Воробьев этого не ожидал и на минуту растерялся. Машинально достал паспорт, в который была вложена открытка, протянул его лейтенанту, но в последнее мгновение выдернул открытку.

Лейтенант долго рассматривал паспорт. Наконец спокойно сказал:

— Карточка переклеена, гражданин Воробьев.

— Ерунда какая-то. — Воробьев ненатурально усмехнулся.

— Это ваш паспорт? — спросил лейтенант.

— Конечно, мой.

— Тогда придется вас немного задержать. Прошу. — Лейтенант показал рукой на желтую милицейскую «Волгу», стоявшую у тротуара.

Он ключом открыл правую дверцу, распахнул ее для Воробьева. Затем обежал машину, сел за руль.

Воробьев в это время успел незаметно выбросить открытку в окно, для чего чуть приспустил стекло. Но лейтенант заметил, вышел, подобрал открытку, ничего при этом не сказав, снова сел за руль, и они поехали.

— Куда вы меня везете?

— В отделение…

В отделении милиции разыгралась такая сценка.

Лейтенант привел Воробьева к заместителю начальника по уголовному розыску, отдал ему паспорт и доложил:

— Товарищ майор! Гражданин Воробьев задержан мною у станции метро «Аэропорт». Есть схожесть с рецидивистом, объявленным во всесоюзный розыск. При задержании пытался выбросить вот это. — Лейтенант положил на стол открытку.

Майор тоже долго разглядывал паспорт, потом самого Воробьева, потом читал открытку. А после этого сказал:

— Карточка заменена. Как вы это объясните?

Воробьев произнес слова, которых ни тот, ни другой милиционер не ожидали.

— Это все ерунда. Вы не имеете права меня задерживать. Я иностранный подданный. Турист. Живу в гостинице «Украина». Можете проверить. А паспорт этот не мой.

— Понятно, что не ваш, мы тоже так думаем, — сказал майор. — Поэтому объясните нам, как он у вас оказался.

— У меня его не было. Впервые вижу. Лейтенант все подстроил.

— Вот это да! — в восхищении сказал лейтенант.

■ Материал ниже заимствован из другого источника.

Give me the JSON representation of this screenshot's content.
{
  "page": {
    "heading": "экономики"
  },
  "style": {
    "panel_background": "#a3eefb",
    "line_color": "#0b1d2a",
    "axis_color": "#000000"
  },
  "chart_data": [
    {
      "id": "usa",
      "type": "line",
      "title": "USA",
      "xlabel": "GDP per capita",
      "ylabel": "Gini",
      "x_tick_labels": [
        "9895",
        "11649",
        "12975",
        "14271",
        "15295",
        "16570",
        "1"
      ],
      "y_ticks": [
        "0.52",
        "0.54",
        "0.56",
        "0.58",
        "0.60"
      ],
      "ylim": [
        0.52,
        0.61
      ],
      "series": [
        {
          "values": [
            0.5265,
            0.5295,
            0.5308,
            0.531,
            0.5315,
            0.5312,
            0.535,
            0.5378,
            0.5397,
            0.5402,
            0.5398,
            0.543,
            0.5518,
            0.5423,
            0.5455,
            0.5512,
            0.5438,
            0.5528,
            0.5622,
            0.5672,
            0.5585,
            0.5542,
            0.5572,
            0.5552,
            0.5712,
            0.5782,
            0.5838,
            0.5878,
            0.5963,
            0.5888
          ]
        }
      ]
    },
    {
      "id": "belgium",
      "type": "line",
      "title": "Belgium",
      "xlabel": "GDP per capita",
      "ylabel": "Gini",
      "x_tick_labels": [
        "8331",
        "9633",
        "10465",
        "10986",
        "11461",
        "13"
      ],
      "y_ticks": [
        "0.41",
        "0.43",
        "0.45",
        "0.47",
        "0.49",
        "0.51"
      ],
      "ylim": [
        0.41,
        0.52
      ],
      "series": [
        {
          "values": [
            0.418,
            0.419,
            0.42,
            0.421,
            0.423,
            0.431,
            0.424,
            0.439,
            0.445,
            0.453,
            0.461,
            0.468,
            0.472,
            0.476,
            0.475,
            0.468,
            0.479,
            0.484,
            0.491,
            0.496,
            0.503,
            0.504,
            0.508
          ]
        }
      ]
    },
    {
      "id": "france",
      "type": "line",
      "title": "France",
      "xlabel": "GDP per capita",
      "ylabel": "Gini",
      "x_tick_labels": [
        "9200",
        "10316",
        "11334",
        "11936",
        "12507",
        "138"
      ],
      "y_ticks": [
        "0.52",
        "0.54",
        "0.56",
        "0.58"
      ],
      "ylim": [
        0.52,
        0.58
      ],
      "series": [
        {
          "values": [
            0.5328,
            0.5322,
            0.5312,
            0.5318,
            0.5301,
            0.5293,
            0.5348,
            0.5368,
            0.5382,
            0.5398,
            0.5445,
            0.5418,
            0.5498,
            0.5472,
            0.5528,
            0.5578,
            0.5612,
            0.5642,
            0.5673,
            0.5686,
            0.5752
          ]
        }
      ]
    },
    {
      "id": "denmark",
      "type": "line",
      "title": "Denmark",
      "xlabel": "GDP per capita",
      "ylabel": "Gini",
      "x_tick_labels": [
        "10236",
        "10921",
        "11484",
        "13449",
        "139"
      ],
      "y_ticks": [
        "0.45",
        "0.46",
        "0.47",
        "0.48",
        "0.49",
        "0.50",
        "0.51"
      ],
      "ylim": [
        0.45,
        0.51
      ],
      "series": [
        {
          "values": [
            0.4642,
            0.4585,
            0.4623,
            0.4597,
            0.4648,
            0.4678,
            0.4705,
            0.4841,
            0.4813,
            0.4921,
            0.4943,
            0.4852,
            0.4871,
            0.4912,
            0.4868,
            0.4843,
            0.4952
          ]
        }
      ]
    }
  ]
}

Майор позвонил кому-то по телефону, объяснил ситуацию и сказал напоследок: «Хорошо, жду», — положил трубку и обратился к Воробьеву:

— Мы вас задержим. До выяснения.

— Я требую соединить меня с посольством. Вы не имеете права меня арестовывать.

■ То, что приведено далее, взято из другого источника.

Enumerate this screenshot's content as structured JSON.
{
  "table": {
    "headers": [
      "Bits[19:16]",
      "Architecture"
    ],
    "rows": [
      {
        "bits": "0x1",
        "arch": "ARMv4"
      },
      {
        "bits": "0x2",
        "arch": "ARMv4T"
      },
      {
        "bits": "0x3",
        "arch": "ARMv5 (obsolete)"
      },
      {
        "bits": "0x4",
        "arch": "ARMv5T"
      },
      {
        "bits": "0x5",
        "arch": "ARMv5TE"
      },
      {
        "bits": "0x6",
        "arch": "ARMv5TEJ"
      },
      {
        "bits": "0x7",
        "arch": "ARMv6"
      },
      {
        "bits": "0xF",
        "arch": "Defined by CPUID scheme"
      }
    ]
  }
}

— Не волнуйтесь, ваши права не пострадают, все будет по закону. Присядьте. — Майор показал на стул у окна.

Но Воробьев садиться не захотел. Он начал ходить перед столом от стены к стене. Майор и лейтенант разговаривали о чем-то, не обращая на него внимания.

Через полчаса приехал Семенов. Он увез Воробьева.